Honestly speaking, I don't think you have any idea what you would do in that situation unless you actually experience it; empathy can only go so far.
Wow, no kidding. If you're stealing the bread from another starving family, I get you, but in a situation where the consequences aren't balanced; i.e., you don't steal the bread your family dies, you do steal the bread and a large multinational loses out on a couple of bucks; you'd be an idiot not to take it.
What you are describing are your values -- I reckon, if you were the owner, you would give the bread, and I would too.

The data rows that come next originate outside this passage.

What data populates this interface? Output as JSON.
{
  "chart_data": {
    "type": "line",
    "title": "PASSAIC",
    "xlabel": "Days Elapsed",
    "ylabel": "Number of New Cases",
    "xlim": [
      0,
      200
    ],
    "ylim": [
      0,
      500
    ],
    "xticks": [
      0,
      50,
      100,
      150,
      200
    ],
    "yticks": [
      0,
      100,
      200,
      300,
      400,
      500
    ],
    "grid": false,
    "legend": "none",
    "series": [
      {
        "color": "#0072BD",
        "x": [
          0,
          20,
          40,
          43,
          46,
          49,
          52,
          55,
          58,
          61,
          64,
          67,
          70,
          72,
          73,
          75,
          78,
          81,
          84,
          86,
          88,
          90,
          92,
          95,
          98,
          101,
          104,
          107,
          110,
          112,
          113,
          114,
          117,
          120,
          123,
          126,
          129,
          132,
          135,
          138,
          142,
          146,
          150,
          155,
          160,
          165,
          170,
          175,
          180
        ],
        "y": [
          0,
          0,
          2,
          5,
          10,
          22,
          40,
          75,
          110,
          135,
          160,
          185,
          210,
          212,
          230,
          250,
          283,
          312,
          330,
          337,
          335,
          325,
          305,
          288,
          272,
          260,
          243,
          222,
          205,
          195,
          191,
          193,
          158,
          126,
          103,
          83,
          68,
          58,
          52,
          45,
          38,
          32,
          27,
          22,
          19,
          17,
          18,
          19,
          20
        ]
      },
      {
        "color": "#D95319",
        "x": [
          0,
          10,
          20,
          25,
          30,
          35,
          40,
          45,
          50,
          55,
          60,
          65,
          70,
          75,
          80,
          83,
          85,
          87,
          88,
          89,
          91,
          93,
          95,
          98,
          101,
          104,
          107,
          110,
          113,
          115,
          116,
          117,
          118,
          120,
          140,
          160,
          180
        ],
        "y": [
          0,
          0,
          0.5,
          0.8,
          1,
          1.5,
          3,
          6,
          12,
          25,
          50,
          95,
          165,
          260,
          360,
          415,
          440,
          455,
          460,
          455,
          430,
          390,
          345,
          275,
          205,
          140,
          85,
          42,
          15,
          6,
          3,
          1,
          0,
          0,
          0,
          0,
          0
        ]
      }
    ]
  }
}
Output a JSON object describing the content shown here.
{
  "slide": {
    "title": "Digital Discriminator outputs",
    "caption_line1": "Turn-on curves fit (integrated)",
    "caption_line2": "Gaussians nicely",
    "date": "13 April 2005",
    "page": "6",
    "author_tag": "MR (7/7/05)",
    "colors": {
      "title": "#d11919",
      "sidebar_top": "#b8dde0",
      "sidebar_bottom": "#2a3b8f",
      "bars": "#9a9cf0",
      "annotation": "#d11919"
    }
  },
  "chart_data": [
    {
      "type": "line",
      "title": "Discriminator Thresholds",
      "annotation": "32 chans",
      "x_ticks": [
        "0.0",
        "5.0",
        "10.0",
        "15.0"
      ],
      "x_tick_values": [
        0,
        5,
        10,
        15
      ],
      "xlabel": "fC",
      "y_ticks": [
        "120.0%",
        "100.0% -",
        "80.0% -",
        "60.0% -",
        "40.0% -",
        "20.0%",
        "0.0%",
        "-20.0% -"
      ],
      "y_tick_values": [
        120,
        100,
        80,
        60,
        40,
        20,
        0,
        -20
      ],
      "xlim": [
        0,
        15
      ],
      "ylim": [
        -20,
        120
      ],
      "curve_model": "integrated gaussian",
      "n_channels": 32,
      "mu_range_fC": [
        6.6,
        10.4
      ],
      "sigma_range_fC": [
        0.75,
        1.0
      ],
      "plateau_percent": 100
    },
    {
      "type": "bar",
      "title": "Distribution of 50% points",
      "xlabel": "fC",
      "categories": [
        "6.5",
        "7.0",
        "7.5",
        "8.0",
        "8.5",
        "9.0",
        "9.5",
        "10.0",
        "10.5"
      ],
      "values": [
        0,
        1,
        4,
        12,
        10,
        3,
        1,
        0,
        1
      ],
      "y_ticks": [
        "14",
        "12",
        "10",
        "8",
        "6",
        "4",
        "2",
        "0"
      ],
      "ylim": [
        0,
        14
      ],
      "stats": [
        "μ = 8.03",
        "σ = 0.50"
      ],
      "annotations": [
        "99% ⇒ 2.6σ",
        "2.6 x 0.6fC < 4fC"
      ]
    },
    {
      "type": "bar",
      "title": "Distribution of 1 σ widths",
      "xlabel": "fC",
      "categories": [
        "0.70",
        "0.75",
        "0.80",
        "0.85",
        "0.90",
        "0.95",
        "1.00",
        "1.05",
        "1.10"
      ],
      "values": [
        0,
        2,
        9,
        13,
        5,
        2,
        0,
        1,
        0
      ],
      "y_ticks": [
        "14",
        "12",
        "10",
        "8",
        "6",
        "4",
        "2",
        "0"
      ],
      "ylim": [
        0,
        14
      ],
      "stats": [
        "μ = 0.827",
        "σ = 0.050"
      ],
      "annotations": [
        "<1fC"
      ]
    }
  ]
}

The problem with your argument is that by applying this to stealing, you are, in that case, forcing your values on someone else. It might be obvious to you that the family should be saved, but you know what, maybe the owner has different values than you. Why should he do what your values want him to do? He should do what his values tell him to do, not yours.
Do I think the owner should give me the bread? Yeah. But it's not for me to decide if it's not mine.
In theory it's great, in practice it depends. In any case every time we interact with each other we make allowances, so I'm not sure I buy into this sort of morality by means of subjecting others to your values. A sort of pacifist approach that assigns inaction a neutral value... I can see that argument but don't agree with it myself ;)
It's been a while since philosophy 101 (where you get a lot of different views) but Kant's greatest good for the greatest number seems to make sense. By taking the bread you cause perhaps even negligible harm to prevent (cause less) suffering/death... that sort of thing.